Using our posts as course material? Please tell us just so we know.

A request: if you’re using our posts as course material, please let us know in the comments (what post, what college or university, what course). Not because you need our permission (you don’t), but just for our information. It helps us make the case to our employers and funding agencies that our blogging is worthwhile. Thanks!

If you’ve let us know about this in the past, you don’t need to tell us again.

16 thoughts on “Using our posts as course material? Please tell us just so we know.

  1. I’m teaching an English writing and communication course to grad students at a Mexican research institution. I’ve used Brian’s tips for effective writing. I’ve followed links to other blogs and discussions on writing and presenting (e.g. scientistseessquirrel). I’ve also peppered my discussions with ideas inspired by your stats posts (e.g. researchers degrees of freedom) and new trends in publishing (e.g. post-publication review).

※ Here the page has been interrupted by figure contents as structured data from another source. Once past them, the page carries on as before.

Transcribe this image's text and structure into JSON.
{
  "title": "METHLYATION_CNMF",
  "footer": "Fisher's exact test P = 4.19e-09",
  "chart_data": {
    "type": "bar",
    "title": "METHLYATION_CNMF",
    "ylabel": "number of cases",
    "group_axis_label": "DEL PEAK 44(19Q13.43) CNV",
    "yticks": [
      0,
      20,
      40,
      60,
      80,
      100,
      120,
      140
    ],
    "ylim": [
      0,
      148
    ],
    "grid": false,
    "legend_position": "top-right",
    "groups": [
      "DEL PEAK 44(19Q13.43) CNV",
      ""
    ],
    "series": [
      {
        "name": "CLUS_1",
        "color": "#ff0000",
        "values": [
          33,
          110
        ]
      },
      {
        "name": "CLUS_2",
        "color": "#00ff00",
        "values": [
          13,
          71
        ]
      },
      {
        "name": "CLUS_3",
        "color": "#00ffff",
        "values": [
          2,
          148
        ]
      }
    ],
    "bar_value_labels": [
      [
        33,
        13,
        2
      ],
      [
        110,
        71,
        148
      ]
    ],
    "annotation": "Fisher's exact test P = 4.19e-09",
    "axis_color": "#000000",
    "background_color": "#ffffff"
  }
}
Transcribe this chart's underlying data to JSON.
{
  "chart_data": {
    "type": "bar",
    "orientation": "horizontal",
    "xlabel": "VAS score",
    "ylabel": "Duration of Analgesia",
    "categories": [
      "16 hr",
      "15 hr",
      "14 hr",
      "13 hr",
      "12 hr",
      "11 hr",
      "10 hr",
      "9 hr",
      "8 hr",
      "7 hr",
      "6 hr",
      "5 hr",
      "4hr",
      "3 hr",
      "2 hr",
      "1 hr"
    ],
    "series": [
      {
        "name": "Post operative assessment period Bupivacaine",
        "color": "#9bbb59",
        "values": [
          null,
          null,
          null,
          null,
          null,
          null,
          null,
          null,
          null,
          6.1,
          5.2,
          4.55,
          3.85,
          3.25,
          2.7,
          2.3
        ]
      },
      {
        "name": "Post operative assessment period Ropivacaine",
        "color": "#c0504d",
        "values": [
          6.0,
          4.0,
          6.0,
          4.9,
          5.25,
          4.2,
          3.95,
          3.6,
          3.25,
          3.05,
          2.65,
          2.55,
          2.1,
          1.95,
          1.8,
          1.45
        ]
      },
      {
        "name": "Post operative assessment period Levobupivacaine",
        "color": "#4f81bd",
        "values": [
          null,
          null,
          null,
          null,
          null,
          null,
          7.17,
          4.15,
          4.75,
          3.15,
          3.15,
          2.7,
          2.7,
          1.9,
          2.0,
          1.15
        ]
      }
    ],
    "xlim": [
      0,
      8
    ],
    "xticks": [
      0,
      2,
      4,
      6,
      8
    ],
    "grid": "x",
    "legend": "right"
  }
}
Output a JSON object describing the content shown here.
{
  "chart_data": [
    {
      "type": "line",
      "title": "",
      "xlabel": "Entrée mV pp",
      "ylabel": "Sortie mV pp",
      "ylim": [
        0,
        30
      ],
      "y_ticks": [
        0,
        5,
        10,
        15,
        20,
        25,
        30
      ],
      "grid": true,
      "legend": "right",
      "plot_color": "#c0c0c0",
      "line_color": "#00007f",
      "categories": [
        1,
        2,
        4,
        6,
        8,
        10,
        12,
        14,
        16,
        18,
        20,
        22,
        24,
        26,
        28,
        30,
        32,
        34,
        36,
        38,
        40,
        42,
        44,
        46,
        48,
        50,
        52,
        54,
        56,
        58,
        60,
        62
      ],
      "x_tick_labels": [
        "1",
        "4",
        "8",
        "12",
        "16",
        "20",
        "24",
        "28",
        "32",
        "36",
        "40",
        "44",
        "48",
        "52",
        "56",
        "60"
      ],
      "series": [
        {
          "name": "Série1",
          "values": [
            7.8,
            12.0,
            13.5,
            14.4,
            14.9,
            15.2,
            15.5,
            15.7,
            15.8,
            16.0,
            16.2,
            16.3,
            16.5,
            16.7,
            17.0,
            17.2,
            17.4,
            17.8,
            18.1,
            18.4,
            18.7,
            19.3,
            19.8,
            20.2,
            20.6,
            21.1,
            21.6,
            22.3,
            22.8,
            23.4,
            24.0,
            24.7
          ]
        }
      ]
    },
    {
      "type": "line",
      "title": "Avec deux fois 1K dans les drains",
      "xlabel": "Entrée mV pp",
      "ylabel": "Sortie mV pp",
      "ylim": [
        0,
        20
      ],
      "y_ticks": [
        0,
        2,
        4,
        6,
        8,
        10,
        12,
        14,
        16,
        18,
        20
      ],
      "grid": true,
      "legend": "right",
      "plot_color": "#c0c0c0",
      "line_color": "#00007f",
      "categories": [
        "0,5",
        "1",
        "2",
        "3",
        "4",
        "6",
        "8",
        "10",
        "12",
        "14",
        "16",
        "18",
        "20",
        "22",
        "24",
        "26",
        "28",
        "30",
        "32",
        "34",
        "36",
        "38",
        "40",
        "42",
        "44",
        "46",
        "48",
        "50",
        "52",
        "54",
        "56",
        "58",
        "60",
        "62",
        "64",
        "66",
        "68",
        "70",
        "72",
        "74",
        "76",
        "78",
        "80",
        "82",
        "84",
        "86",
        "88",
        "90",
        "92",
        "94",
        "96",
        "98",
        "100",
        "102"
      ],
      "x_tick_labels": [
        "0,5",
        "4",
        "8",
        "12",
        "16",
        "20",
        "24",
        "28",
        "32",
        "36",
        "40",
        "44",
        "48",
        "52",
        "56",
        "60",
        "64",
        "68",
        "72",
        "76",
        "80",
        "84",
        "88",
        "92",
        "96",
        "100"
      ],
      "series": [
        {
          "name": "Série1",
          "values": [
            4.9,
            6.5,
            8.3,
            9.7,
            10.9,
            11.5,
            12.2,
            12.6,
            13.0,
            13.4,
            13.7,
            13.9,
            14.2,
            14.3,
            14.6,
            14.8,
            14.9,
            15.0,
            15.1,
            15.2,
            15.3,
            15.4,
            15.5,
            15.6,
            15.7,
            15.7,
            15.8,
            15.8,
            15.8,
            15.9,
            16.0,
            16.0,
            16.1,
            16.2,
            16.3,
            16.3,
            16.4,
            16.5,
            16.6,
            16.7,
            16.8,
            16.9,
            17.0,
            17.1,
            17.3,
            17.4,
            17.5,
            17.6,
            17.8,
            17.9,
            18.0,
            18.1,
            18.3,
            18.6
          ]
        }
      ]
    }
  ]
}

  2. I point to Brian’s ‘Scientific ethics discussions in labs’ (1 April 2014) in my research integrity workshops as an example of how to introduce ethics discussions into research groups. Also to highlight that it’s likely that few groups actually have such discussions. I add tips on how a young researcher can initiate such discussions and so, in a non-confrontational way, tackle topics that might be particularly problematical in their own situations or involve power-inequality issues.

  3. I am teaching a PhD 5-day course on science communication at Uppsala University. We’ll be using a number of your posts on things like twitter and elevator pitches. I’ll try to remember to update with the full list after the course is done in a few weeks but of course the blog itself will be an example.

  4. I’m using your most cited papers of the 70’s, 80’s and 90’s post for a lecture in an applied ecology course at North Carolina State University. This would be a great page for someone studying for prelims to find too. Thanks for compiling the information!

    Gus Engman

  5. I am using several posts about statistics and philosophy of science for an undergraduate research-focused capstone course at Sewanee ( Students have commented that even though they don’t always understand the fine-scale statistical details – they appreciate that they can understand the message and nuance of all the posts we have read.